Scratch all of that 😬

A better workaround would be to set the extra_hosts at the Connect sidecar task instead of your main task, so something like this from your example:

job "freeipa" {
  datacenters = ["dc1"]
  group "freeipa" {
    network {
      mode = "bridge"
    }
    service {
      name = "freeipa"
      port = "443"
      connect {
        sidecar_service {}
+       sidecar_task {
+         config {
+           extra_hosts = ["freeipa.ingress.dc1.consul:127.0.0.1"]
+         }
+       }
      }
    }
    task "freeipa" {
      resources {
        memory = 2000
      }
      driver = "docker"
      config {
        image = "freeipa/freeipa-server:centos-8"
        args  = ["ipa-server-install", "-U", "-r", "DC1.CONSUL", "--no-ntp"]
        sysctl = {
          "net.ipv6.conf.all.disable_ipv6" = "0"
        }
-       extra_hosts = ["freeipa.ingress.dc1.consul:127.0.0.1"]
      }
      env {
        HOSTNAME = "freeipa.ingress.dc1.consul"
        PASSWORD = "testtest"
      }
    }
  }
}
DejfCold commented 3 years ago

Thanks for the workaround! I closed the issue, but now thinking about it, not sure if I should have left that to you?

lgfa29 commented 3 years ago

Hum...good question. Even though there's a reasonable workaround I think we still need to provide a proper fix for this, so I will keep it open for now 👍

nahsi commented 3 years ago

When setting host.docker.internal:host-gatewayin sidecar_task config I get this failed to build mount for /etc/hosts: invalid IP address "host.docker.internal:host-gateway"

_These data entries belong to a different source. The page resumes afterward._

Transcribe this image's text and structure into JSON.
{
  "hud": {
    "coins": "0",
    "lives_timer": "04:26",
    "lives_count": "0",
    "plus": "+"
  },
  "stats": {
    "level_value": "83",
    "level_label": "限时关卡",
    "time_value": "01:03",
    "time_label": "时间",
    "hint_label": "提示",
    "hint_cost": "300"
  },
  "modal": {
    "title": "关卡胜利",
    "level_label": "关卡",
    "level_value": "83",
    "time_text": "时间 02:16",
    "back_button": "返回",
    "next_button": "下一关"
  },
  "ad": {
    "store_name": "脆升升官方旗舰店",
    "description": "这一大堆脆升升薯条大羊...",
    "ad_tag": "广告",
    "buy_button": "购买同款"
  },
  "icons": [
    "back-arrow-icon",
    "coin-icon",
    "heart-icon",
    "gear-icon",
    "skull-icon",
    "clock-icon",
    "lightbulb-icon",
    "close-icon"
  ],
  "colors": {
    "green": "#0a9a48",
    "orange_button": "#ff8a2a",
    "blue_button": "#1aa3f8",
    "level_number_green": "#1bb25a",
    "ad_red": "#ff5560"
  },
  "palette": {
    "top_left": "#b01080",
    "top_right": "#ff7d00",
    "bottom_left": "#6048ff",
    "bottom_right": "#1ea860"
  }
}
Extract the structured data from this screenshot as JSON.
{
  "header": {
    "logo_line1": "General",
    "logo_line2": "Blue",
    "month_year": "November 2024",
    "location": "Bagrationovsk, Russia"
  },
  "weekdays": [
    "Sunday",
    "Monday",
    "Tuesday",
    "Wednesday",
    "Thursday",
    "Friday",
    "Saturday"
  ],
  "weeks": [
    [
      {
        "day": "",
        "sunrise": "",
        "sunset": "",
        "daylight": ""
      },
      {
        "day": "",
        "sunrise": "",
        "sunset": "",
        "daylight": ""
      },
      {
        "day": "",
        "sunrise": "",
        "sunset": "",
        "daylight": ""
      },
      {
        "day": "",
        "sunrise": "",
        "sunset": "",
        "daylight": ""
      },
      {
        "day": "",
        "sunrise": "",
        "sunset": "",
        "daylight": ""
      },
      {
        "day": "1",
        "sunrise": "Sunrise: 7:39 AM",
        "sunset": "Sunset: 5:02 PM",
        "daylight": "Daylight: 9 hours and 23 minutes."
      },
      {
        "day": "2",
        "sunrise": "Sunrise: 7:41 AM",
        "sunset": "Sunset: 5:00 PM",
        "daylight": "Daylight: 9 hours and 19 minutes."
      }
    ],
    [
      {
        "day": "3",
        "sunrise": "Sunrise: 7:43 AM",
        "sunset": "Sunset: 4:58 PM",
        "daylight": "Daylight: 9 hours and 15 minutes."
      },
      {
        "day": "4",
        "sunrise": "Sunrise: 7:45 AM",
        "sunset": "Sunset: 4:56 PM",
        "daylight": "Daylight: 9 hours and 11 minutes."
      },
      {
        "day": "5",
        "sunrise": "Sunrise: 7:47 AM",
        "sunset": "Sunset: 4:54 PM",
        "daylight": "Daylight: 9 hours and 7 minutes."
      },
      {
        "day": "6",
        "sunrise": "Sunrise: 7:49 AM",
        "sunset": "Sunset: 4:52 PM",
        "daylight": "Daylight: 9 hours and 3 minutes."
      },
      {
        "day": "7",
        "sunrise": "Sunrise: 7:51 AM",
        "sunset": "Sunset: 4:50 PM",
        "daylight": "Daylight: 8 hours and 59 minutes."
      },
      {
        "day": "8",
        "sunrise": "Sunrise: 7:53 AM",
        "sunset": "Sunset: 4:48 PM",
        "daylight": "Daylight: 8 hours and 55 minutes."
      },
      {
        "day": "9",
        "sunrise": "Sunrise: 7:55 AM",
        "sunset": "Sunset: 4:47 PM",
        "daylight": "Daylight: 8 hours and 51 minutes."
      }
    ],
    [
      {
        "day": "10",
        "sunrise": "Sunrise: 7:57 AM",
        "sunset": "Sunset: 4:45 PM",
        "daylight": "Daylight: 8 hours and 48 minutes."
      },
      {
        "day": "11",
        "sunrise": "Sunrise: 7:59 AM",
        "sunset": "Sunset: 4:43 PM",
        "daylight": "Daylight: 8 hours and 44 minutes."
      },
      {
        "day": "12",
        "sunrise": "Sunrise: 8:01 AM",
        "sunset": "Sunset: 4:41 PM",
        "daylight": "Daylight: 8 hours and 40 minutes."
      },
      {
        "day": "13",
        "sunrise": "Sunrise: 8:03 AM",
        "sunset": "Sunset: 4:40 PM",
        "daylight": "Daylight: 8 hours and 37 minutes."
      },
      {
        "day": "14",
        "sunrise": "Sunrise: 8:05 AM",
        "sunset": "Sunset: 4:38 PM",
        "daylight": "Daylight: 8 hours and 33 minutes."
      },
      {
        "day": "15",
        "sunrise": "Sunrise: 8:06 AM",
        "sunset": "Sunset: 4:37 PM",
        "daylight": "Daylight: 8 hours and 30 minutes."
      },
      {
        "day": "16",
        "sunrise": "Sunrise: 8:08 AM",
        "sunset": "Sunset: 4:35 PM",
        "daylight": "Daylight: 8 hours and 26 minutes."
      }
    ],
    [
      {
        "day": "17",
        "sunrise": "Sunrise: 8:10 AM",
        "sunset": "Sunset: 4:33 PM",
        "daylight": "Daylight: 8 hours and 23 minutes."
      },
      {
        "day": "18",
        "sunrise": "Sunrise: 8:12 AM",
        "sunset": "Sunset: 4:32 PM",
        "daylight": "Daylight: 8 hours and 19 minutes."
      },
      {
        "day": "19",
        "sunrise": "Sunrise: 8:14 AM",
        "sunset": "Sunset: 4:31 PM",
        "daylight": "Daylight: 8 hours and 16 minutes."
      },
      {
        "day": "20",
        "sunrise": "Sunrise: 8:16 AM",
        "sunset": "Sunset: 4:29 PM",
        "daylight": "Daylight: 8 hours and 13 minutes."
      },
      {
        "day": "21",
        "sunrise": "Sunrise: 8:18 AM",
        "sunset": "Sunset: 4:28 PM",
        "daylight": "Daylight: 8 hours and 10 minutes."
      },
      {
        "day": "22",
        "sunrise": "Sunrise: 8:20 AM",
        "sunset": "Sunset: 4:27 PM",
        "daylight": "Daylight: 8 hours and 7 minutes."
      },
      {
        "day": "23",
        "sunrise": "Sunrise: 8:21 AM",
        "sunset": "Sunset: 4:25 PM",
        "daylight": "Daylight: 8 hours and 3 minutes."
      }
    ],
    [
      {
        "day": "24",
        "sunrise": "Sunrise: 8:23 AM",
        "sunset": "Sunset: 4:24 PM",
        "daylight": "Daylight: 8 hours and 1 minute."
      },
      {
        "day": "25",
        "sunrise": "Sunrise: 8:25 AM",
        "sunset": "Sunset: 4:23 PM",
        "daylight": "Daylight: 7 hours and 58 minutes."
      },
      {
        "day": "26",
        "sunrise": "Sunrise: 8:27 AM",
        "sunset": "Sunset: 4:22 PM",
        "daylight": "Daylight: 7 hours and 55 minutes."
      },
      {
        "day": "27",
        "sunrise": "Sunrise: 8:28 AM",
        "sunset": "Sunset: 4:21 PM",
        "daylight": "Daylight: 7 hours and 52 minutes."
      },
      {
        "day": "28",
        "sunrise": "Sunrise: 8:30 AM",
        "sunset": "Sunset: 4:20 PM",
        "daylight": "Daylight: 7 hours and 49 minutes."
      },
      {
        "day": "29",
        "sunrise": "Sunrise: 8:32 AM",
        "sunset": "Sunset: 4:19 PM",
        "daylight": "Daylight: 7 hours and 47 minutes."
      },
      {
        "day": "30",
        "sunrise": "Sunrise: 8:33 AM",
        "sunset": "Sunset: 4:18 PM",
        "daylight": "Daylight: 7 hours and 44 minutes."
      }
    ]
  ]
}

mehdiMj-ir commented 1 year ago

Thank you very much, I had problem adding extra host on /etc/hosts in docker container and with your comment it's all set.

I need these extra hosts for my TLS setting to address to specific random private domain.

tgross commented 5 months ago

While this is working roughly as intended, I'm going to re-title this and label it as an enhancement. There's probably some discussion to be had about whether the extra_hosts should always be duplicated or not, but I'll leave that up to whomever picks this up for implementation to figure out. :grinning: